Levels of a small non-coding RNA molecule called let-7 appear to define different stages of cancer better than some of the "classical" markers for tumor progression, researchers from the University of Chicago report in the June 25, 2007, early online edition of the Proceedings of the National Academy of Sciences.
By suppressing genes that are active in the developing embryo, silenced just before birth, and re-activated years later in many advanced cancers, the let-7 family of "microRNAs" tiny snippets of RNA that can put the brakes on expression of selected genes appears to prevent human cancer cells from reasserting their prenatal capacity to divide rapidly, travel and spread.
Since they were first discovered in 1993, there had been growing interest in microRNAs and their role in gene regulation. Hundreds of these tiny molecules, about 20 nucleotides in length, have been discovered, scattered throughout the human genome.

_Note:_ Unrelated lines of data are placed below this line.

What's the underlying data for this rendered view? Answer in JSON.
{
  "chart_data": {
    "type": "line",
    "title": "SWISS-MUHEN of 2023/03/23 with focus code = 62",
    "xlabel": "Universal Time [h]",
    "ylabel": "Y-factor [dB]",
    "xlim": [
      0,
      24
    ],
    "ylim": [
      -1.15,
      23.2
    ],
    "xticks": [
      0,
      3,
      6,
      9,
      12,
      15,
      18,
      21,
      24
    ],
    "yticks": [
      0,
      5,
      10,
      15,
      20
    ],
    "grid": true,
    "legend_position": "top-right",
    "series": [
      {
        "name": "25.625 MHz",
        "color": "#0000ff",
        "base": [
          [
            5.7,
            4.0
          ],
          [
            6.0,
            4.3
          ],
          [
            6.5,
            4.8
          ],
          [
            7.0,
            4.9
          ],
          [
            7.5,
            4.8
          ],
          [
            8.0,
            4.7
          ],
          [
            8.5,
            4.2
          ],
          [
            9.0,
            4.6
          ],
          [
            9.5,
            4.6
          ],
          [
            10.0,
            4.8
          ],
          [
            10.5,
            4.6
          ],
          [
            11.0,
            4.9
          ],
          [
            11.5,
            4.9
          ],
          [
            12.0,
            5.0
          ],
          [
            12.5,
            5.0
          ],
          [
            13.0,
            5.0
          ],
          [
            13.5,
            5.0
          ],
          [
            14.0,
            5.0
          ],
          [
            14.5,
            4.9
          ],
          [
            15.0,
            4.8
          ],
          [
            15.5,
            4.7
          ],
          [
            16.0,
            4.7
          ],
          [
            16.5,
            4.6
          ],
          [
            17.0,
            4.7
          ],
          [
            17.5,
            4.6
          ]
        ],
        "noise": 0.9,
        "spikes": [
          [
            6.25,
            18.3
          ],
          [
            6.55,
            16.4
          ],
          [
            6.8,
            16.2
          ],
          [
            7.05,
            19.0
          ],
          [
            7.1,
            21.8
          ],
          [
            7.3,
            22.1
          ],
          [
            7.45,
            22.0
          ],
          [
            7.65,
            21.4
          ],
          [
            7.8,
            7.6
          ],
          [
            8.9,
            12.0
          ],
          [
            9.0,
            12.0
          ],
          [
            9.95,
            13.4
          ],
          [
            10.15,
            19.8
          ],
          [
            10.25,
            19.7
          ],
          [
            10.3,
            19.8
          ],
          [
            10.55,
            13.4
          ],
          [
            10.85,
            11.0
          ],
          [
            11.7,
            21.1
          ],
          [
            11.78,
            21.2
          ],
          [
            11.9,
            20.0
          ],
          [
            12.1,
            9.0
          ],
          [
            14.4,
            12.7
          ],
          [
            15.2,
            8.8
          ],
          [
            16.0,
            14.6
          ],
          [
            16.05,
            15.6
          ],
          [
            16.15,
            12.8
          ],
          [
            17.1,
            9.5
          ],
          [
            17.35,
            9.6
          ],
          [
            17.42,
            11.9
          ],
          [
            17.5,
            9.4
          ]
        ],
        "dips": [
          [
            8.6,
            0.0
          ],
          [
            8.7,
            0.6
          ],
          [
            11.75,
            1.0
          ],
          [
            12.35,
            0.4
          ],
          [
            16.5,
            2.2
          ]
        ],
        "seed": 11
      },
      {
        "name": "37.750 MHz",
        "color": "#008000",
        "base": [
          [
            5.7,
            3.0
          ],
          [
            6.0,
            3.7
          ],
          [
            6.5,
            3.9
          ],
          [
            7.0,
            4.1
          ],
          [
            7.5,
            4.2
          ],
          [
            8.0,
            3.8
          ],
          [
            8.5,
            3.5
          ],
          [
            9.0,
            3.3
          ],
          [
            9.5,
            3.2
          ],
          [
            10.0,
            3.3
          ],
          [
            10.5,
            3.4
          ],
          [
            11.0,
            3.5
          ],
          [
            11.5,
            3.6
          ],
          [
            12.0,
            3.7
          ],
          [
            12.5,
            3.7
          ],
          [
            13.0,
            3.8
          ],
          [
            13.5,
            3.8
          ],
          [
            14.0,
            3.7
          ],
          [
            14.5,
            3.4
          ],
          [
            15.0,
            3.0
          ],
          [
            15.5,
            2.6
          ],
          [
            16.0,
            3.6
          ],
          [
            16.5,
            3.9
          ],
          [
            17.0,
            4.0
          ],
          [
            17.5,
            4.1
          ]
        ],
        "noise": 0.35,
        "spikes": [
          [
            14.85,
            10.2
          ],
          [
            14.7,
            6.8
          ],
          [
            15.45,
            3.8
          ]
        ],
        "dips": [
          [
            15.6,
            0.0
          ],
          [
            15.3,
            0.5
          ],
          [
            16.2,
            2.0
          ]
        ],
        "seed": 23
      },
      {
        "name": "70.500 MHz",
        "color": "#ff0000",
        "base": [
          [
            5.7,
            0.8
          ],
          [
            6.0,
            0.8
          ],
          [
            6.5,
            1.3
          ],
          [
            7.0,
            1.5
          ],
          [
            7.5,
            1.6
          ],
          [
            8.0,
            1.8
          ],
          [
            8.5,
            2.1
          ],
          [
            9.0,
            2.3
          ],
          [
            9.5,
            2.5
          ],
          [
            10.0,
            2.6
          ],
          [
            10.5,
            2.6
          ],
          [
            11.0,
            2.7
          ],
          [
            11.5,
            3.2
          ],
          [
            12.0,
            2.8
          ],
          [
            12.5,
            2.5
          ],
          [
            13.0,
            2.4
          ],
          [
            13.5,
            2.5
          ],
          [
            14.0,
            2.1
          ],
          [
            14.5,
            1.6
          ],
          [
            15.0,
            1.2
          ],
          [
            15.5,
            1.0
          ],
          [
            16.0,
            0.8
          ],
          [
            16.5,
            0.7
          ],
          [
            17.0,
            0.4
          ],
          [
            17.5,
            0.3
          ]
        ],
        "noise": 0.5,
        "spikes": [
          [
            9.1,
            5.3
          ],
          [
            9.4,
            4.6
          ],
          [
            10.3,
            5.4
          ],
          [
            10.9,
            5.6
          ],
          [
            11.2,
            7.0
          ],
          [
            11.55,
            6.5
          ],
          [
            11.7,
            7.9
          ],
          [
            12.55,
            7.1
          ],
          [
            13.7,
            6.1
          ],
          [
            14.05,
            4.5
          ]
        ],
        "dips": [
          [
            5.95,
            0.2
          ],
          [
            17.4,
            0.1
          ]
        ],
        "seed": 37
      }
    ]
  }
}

They act in most cases by attaching themselves to specific sites on messenger RNA, where they block ribosome access and thus prevent production of that protein.
"There may be no human cancer that is not regulated by microRNAs," said study author Marcus Peter, professor in the Ben May Department for Cancer Research at the University of Chicago, "and among microRNAs, let-7 appears to be a key player in preventing a cancer from becoming more aggressive."
"We found that expression levels of let-7 can discriminate more effectively between more and less advanced stages of cancers than any other microRNA," Peter said. "We suspect that loss of members of the let-7 family may be a major determinant of cancer progression."
Understanding how microRNAs such as let-7 keep cancers in check could also point toward a whole new class of anti-cancer therapies, he suggested.
Peter and colleagues focused their initial studies on a standard panel, known as NCI60, of 60 human tumor cell lines that can genetically be divided into two large groups, which they called superclusters 1 and 2. Supercluster 1 cells may represent less differentiated, more aggressive stages of cancer. In contrast, supercluster 2 cells express a gene signature that is consistent with more differentiated, less aggressive cancers.
They tracked down one of let-7's primary targets, a gene called HMGA2, which is overexpressed in a wide variety of cancers. Tumor cells with high levels of let-7, the researchers found, had low levels of HGMA2 and tumor cells with low expression of let-7 expressed high amounts of HMGA2.
Next, they turned to a colleague, gynecologic oncologist Ernst Lengyel, an assistant professor of obstetrics and gynecology at the University of Chicago, whose research group focuses on ovarian cancer. Their theory was first confirmed with ovarian cancer cell lines and then the Peter/Lengyel team tested HGMA2 protein levels in tumor samples from 100 patients with ovarian cancer.
Neither normal ovarian tissue nor benign ovarian tumors expressed HGMA2, they found. However full blown carcinoma expresses large quantities of HMGA2. They also found that a high level of HGMA2 was highly correlated with poor prognosis, and that high HGMA2 levels were closely tied to low let-7 expression.